Solves min_x oracle.fun(x) subject to sum(x) = 1 + eps and box bounds x_i in [eps, 1+eps] using SciPy's SLSQP with user-supplied gradient.

Parameters:

  • starting_point (ndarray or None, default: None ) –

    Initial point. If None, uses the uniform distribution.

  • tol (float, default: 1e-10 ) –

    Function tolerance passed as ftol to SciPy.

Attributes:

  • success (bool) –

    Whether SciPy reported success.

  • message (str or None) –

    Solver message or exception text.

run(max_iter: int = 500, verbose: int = 1, trace: bool = False)

Run SLSQP.

Parameters:

  • max_iter (int, default: 500 ) –

    Maximum iterations passed to SciPy.

  • verbose (int, default: 1 ) –

    If > 0, prints success and message (or interruption notice).

  • trace (bool, default: False ) –

    If True, records iterates, times, and objective values via a callback.

Returns:

  • None

    This method sets self.group_weights in-place.

Raises:

  • Exception

    Re-raises exceptions from SciPy after storing the latest trace iterate (when available).

TrustConstr

Bases: Algorithm

SciPy trust-constr wrapper for simplex-constrained optimization.

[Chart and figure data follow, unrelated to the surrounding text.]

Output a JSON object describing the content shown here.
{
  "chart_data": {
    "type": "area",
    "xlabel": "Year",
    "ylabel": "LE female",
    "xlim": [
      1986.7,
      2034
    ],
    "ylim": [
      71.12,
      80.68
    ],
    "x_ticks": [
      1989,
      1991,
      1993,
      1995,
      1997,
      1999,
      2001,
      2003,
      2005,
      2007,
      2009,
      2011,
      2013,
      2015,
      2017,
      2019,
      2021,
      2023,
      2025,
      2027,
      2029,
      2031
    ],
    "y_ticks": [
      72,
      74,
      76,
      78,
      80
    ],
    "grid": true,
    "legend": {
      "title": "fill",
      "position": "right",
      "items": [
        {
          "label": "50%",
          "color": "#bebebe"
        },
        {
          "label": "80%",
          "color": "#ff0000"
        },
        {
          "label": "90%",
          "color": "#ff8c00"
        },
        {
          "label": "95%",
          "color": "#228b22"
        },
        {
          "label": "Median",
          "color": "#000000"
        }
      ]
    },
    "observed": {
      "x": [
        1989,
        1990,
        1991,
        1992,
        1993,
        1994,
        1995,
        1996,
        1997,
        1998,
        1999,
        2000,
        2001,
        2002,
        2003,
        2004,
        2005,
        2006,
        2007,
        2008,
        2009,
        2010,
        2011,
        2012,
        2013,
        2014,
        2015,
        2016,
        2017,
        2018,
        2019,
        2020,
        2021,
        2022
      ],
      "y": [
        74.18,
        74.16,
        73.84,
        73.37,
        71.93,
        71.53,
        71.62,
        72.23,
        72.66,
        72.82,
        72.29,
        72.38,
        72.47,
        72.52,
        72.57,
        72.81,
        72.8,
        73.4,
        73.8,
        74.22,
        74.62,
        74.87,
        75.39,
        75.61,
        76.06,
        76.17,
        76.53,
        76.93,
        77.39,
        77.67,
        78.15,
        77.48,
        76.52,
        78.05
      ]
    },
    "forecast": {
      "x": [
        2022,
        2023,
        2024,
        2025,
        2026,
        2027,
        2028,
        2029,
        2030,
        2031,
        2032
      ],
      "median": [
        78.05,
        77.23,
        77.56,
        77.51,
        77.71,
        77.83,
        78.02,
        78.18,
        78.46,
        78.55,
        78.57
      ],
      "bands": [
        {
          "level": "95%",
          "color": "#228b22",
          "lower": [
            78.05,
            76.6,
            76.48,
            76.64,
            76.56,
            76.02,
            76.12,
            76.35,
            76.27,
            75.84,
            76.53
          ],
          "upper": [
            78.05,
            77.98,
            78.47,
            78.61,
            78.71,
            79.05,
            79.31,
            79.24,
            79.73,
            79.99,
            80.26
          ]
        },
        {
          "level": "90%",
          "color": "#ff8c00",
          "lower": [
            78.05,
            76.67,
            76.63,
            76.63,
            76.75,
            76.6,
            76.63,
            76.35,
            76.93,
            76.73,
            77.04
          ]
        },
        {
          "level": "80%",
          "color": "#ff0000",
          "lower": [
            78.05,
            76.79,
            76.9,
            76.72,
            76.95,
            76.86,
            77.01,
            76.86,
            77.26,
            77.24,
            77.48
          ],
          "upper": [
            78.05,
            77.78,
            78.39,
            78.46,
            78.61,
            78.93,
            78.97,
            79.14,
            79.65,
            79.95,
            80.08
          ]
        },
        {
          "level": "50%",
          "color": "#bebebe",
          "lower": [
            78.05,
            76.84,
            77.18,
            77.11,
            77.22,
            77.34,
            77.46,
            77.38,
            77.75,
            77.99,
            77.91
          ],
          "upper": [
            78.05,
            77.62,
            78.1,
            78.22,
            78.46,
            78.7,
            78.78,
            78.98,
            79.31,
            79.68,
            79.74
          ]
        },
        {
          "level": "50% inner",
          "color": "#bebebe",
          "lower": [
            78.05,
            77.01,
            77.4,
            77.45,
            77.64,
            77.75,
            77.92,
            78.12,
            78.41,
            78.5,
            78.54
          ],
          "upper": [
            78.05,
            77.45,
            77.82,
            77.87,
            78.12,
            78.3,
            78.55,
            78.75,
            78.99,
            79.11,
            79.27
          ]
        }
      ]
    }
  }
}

Solves min_x oracle.fun(x) with equality constraint sum(x) = 1 + eps and box bounds using SciPy's trust-constr method and BFGS Hessian approximation.

Parameters:

  • starting_point (ndarray or None, default: None ) –

    Initial point. If None, uses the uniform distribution.

Attributes:

  • success (bool or None) –

    Whether SciPy reported success.

  • message (str or None) –

    Solver message.

run(max_iter: int = 500, verbose: int = 1, trace: bool = False)

Run trust-constr.

Parameters:

  • max_iter (int, default: 500 ) –

    Maximum iterations passed to SciPy.

  • verbose (int, default: 1 ) –

    If > 0, prints success and message.

  • trace (bool, default: False ) –

    If True, records elapsed time and objective values via a callback.

Returns:

  • None

    This method sets self.group_weights in-place.